Oh no he didn't. "Do you realize that I'm in Level 6, and you are now encroaching on our space? Therefore, take your blender back to Level 5 and resolve that issue with your own classmates."
"Oh…….ok." (Right foot is slowly raised then inserted into mouth.)
For realsies, buddy, open your eyes. I mean, no one deserves to be screamed at by a hot-tempered older gentleman (or a hot-tempered, pale, 20-something hellcat), but sometimes you have to learn a little respect, humility and responsibility, and if it takes having your mistakes pointed out to you over and over again then maybe that's the solution. Then again, it's easy for me to say because now we're BFF with our chef (usually), but I've been yelled at in the kitchen and told I don't know what I'm doing and hey – I turned out just fine! (*your opinions on this subject are not welcome)
We had our first lecture about the upcoming final exam, and of course chef made it seem like it's going to be the hardest, worst day of our lives. It's formatted similarly to the midterm, where we must cook either an appetizer and a meat dish or a fish dish and a dessert…by memory.
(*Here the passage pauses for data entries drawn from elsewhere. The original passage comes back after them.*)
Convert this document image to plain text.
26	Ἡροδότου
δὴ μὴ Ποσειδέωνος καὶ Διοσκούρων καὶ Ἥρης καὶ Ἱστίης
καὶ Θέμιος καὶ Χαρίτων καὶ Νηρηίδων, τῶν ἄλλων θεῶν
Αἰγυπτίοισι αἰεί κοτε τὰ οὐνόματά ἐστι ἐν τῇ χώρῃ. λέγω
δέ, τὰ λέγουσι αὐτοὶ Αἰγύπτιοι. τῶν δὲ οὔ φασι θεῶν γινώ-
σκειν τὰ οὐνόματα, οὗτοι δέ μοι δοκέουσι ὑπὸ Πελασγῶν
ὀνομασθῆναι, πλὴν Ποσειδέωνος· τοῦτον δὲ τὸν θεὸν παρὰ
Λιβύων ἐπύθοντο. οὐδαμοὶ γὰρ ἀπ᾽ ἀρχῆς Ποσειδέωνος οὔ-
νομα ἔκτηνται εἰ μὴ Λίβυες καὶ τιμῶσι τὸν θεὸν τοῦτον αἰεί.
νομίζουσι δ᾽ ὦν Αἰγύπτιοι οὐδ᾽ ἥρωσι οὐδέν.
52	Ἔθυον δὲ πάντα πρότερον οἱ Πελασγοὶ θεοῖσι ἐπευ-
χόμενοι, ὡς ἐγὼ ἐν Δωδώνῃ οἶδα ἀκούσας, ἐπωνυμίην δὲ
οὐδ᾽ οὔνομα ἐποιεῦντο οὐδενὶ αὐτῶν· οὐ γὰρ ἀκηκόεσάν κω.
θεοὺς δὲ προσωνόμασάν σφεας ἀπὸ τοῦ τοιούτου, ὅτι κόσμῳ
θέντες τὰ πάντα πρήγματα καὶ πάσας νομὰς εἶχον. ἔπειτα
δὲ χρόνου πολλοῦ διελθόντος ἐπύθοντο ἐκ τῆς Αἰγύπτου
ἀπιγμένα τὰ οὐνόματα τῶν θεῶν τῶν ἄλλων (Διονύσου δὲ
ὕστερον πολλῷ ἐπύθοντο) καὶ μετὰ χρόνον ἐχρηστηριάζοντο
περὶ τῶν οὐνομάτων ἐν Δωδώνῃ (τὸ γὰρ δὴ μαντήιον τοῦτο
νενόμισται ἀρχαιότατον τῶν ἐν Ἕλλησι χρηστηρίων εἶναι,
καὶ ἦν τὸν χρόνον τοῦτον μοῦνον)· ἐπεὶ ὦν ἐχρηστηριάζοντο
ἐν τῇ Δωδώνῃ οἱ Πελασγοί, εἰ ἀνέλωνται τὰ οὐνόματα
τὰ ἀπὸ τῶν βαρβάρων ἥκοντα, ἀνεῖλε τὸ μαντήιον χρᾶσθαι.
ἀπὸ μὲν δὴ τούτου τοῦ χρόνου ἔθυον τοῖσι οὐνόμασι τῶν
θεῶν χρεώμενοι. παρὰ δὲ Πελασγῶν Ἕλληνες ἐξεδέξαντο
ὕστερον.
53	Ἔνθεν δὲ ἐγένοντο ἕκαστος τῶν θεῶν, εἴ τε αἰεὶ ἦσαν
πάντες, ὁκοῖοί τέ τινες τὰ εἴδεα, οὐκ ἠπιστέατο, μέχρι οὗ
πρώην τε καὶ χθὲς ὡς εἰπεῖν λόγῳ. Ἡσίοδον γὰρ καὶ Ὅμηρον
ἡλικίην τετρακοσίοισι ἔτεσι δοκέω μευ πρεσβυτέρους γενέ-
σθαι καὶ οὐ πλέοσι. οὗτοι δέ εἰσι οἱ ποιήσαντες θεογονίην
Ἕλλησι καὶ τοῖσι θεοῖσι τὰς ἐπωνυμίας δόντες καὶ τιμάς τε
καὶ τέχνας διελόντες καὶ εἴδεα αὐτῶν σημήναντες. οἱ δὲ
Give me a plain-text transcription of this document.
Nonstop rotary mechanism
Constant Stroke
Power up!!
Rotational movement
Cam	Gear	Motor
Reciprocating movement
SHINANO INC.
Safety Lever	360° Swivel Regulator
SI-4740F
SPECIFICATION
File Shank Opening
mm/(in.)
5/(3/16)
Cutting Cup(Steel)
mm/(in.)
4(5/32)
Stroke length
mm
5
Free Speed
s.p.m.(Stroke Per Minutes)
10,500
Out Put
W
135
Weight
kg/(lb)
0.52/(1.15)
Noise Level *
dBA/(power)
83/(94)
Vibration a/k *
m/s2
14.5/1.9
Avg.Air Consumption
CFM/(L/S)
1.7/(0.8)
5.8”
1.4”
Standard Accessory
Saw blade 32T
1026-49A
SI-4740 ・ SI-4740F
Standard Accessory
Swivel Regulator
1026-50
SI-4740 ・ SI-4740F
We will present them to a panel of real judges, usually famous chefs and restaurateurs, and be judged not only on our kitchen presence but final dish taste, accuracy and presentation. We were cautioned to think of the final constantly, with every step we take over the next five weeks, so of course I've turned that into all-around obsession. Unlike Level 3, where we cooked each dish at least ten times before being responsible for it on the midterm, we will only have a crack at each recipe TWICE this time around, and must be constantly vigilant and aware of what the other groups are doing as well. Now might be a good time for me to just take my knife kit and run…far, far away.
The good news is that I found a new mecca this weekend – Eataly by Mario Batali, Lidia Matticchio Bastianich and Joe Bastianich. It's not only an Italian marketplace but a collection of restaurants and all-around teleportation to Italy, in the center of Manhattan! I was in absolute heaven walking around the 50,000-square feet of salami, espresso, gelato, fresh pastas and produce unlike anything I've ever seen. In fact, there were several items I've never actually seen in person (such as the topic of one of my favorite Louis Prima songs – the cucuzza), yet also some veggies I'd never even heard of! Cranberry beans, lobster mushrooms, pous-pide sea beans…where does it end? They also had mini corn IN THE HUSK…how freaking cool is that!! I took the opportunity to buy a little of everything – some sea beans, cranberry beans, zucchini flowers and heirloom tomatoes and used the weekend to conduct a series of tasting experiments. I did a lot of Googling – how is this cooked, what is its origin, etc. – yet made a few misjudgments and mistakes. In a past life I was a biologist and have always loved the creative freedom a laboratory can inspire, so my kitchen has become my own little experiment. The nice lady at the checkout counter sarcastically pointed out that our $8.00 bill made us a few spontaneous big spenders livin' large, but we were happy to just take in the experience and enjoy all Eataly had to offer. I'll have to wait a few months to visit the real Italy, so I think I'll be frequenting this new spot to get my googootz fix.